Evaluation and Validation#
These built-in functions help you to evaluate the outputs of your experiments.
They can also be used with prompttest
for be part of your CI/CD system.
- prompttools.utils.autoeval_binary_scoring(row, prompt_column_name, response_column_name='response')#
Uses auto-evaluation to score the model response with “gpt-4” as the judge, returning 0.0 or 1.0.
- Parameters:
row (pandas.core.series.Series) – A row of data from the full DataFrame (including input, model response, other metrics, etc).
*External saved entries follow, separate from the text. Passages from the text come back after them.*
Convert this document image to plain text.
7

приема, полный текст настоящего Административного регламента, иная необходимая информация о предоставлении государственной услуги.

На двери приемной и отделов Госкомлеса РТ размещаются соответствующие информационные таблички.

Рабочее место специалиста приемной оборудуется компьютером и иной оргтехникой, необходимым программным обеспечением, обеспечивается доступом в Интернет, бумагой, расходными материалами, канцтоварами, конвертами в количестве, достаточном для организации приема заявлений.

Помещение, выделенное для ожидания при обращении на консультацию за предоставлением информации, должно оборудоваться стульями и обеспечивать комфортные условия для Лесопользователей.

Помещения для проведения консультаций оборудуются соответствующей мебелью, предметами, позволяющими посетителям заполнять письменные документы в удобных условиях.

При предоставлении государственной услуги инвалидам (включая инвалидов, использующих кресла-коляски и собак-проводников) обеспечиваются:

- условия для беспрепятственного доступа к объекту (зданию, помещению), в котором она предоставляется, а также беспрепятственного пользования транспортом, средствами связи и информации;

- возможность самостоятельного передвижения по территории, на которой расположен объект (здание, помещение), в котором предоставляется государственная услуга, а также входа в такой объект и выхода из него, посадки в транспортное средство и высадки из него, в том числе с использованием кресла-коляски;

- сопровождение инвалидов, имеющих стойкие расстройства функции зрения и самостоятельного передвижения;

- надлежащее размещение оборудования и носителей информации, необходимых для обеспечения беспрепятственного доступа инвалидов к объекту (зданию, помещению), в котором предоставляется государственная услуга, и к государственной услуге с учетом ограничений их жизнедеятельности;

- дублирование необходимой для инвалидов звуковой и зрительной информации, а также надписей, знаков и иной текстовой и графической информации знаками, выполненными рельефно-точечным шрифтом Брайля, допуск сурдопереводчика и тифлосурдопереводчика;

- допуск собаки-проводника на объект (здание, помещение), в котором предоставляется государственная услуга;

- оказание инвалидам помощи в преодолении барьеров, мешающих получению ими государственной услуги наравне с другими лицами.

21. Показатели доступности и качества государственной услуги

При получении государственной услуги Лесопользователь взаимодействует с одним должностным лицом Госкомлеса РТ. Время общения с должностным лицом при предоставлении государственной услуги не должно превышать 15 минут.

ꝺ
prompt_column_name (str) – name of the column that contains the input prompt
response_column_name (str) – name of the column that contains the model’s response, defaults to
"response"
- Return type:
- prompttools.utils.autoeval_scoring(row, expected, response_column_name='response')#
Uses auto-evaluation to score the model response.
- Parameters:
- Return type:
- prompttools.utils.autoeval_with_documents(row, documents, response_column_name='response')#
Given a list of documents, score whether the model response is accurate with “gpt-4” as the judge, returning an integer score from 0 to 10.
- Parameters:
row (pandas.core.series.Series) – A row of data from the full DataFrame (including input, model response, other metrics, etc).
documents (list[str]) – documents to provide relevant context for the model to judge
response_column_name (str) – name of the column that contains the model’s response, defaults to
"response"
- Return type:
- prompttools.utils.chunk_text(text, max_chunk_length)#
Given a long string paragraph of text and a chunk max length, returns chunks of texts where each chunk’s length is smaller than the max length, without breaking up individual words (separated by space).
- prompttools.utils.compute_similarity_against_model(row, prompt_column_name, model='gpt-4', response_column_name='response')#
Computes the similarity of a given response to the expected result generated from a high quality LLM (by default GPT-4) using the same prompt.
- Parameters:
row (pandas.core.series.Series) – A row of data from the full DataFrame (including input, model response, other metrics, etc).
prompt_column_name (str) – name of the column that contains the input prompt
model (str) – name of the model that will serve as the judge
response_column_name (str) – name of the column that contains the model’s response, defaults to
"response"
- Return type:
- prompttools.utils.ranking_correlation(row, expected_ranking, ranking_column_name='top doc ids')#
A simple test that compares the expected ranking for a given query with the actual ranking produced by the embedding function being tested.
- Parameters:
row (pandas.core.series.Series) – A row of data from the full DataFrame (including input, model response, other metrics, etc).
expected_ranking (list) – the expected list of ranking to compare
ranking_column_name (str) – the column name of the actual ranking produced by the model, defaults to
"top doc ids"
- Return type:
Example
>>> EXPECTED_RANKING_LIST = [ >>> ["id1", "id3", "id2"], >>> ["id2", "id3", "id1"], >>> ["id1", "id3", "id2"], >>> ["id2", "id3", "id1"], >>> ] >>> experiment.evaluate("ranking_correlation", ranking_correlation, expected_ranking=EXPECTED_RANKING_LIST)
- prompttools.utils.validate_json_response(row, response_column_name='response')#
Validate whether
response
string is in a valid JSON format.
- prompttools.utils.validate_json.validate_keys(text, valid_keys)#
Guarantees that all keys in the generated JSON are valid.
- prompttools.utils.validate_python_response(row, response_column_name='response')#
Validate whether
response
string follows Python’s syntax.
- prompttools.utils.semantic_similarity(row, expected, response_column_name='response')#
A simple test that checks semantic similarity between the expected response (provided by the user) and the model’s text responses.
- Parameters:
row (pandas.core.series.Series) – A row of data from the full DataFrame (including input, model response, other metrics, etc).
expected (str) – the expected responses for each row in the column
response_column_name (str) – name of the column that contains the model’s response, defaults to
"response"
- Return type:
- prompttools.utils.similarity.compute(doc1, doc2, use_chroma=False)#
Computes the semantic similarity between two documents, using either ChromaDB or HuggingFace sentence_transformers.